Yep, it's a 53 and you need to take a number. There are several people ahead of you in line.


----------



## barry1021

steelblue said:


> Yep, it's a 53 and you need to take a number. There are several people ahead of you in line.


Even the helmet matches perfectly...sweet rig.

b21


----------



## steelblue

barry1021 said:


> Even the helmet matches perfectly...sweet rig.
> 
> b21


Thanks. Notice the blue tires and pedals too..:lol: Recently, I put the original C-Record crank back on.


----------



## ksanbon

steelblue said:


> Thanks. Notice the blue tires and pedals too..:lol: Recently, I put the original C-Record crank back on.

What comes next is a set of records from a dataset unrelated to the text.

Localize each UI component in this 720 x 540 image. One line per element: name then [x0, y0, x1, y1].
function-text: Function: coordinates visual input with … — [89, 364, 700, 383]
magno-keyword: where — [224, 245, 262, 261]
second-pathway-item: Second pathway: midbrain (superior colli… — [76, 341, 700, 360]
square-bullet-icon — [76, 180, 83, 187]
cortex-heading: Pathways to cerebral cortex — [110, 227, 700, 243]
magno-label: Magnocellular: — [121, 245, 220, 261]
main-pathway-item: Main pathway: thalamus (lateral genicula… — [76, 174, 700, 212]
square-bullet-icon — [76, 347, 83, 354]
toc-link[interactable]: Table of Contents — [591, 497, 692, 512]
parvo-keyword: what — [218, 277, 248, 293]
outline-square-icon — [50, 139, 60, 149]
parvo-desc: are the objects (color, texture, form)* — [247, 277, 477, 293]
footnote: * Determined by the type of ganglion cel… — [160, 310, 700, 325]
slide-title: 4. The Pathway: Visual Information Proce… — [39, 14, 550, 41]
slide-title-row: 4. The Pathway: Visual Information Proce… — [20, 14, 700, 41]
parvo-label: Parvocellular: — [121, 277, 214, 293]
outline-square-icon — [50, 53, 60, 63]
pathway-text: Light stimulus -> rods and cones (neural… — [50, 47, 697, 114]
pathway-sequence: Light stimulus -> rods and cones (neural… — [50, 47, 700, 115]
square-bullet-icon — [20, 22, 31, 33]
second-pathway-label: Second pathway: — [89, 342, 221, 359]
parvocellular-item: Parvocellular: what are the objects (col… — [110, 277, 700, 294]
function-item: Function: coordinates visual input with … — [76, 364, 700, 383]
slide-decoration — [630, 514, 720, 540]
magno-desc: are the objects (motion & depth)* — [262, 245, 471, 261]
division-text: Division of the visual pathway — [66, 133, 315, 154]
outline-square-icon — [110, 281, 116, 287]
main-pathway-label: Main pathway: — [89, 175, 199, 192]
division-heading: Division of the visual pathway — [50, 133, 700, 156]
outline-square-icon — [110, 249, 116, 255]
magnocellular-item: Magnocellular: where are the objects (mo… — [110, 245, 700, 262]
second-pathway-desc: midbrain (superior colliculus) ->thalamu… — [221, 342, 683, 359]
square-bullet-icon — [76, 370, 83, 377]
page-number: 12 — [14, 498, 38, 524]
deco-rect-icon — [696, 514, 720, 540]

Nice! Now all you need is matching blue _____ade to fill your bottle.


----------



## slotnick

Hey Jan and Steelblue,

I have the same too. I have checked with the Merckx factory (easy for me since I'm Belgian and live close) and I can confirm that this is a '86 color scheme. Check the attached pics of Erik Breukink in '86. It was also on this type of bike that Erik Vanderaerden won Paris-Roubaix in '87 :thumbsup: 

In '85 Team Panasonic was sponsored by Raleigh bikes. '86 and '87 is was Merckx ... and in '88 they changed to Colnago.

I absolutel love my Panasonic Merckx! I took it on the Koppenberg and Patersberg (both 20% steep cobstone climbs) this weekend and it worked amazingly 

I have a question though: how did you guys mount the 2nd canholder on the seat-tube? On my frame the holes have no screwthread, and the canholder keeps comming loose from vibrations....

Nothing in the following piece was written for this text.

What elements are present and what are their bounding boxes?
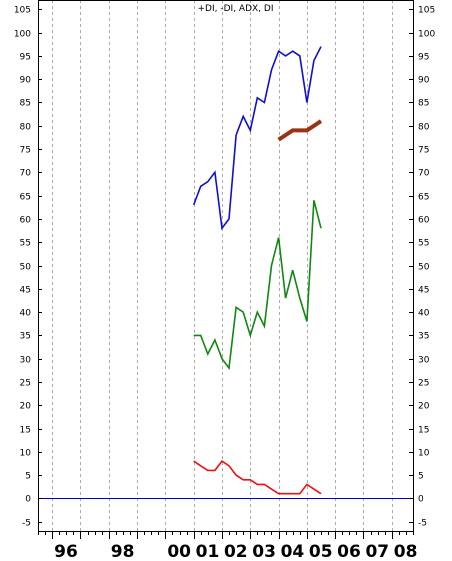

@Jan: I can highly recommend a white San Marco Rolls if you're after a white saddle to match this bike

Glad to see fellow team Panasonic riders 

cheers,


----------



## HigherGround

Wow - Breukink looks so much different from the later years with ONCE.


----------



## Kenacycle

Looks like Breukink was having a cold LOL


----------



## jan_nikolajsen

new pic:


----------



## slotnick

Great bike Jan!

I have a similar frame in '56. A small question: I need to replace my rear campy 7speed hub (Athena). Is it true that these came in different axle lenghts? Do you happen to know more about the specs for the rear hub?

Merckx sponsored the Panasonic team from 86. It was with this type of bile that Vanderaerden won Paris Roubaix in 87


----------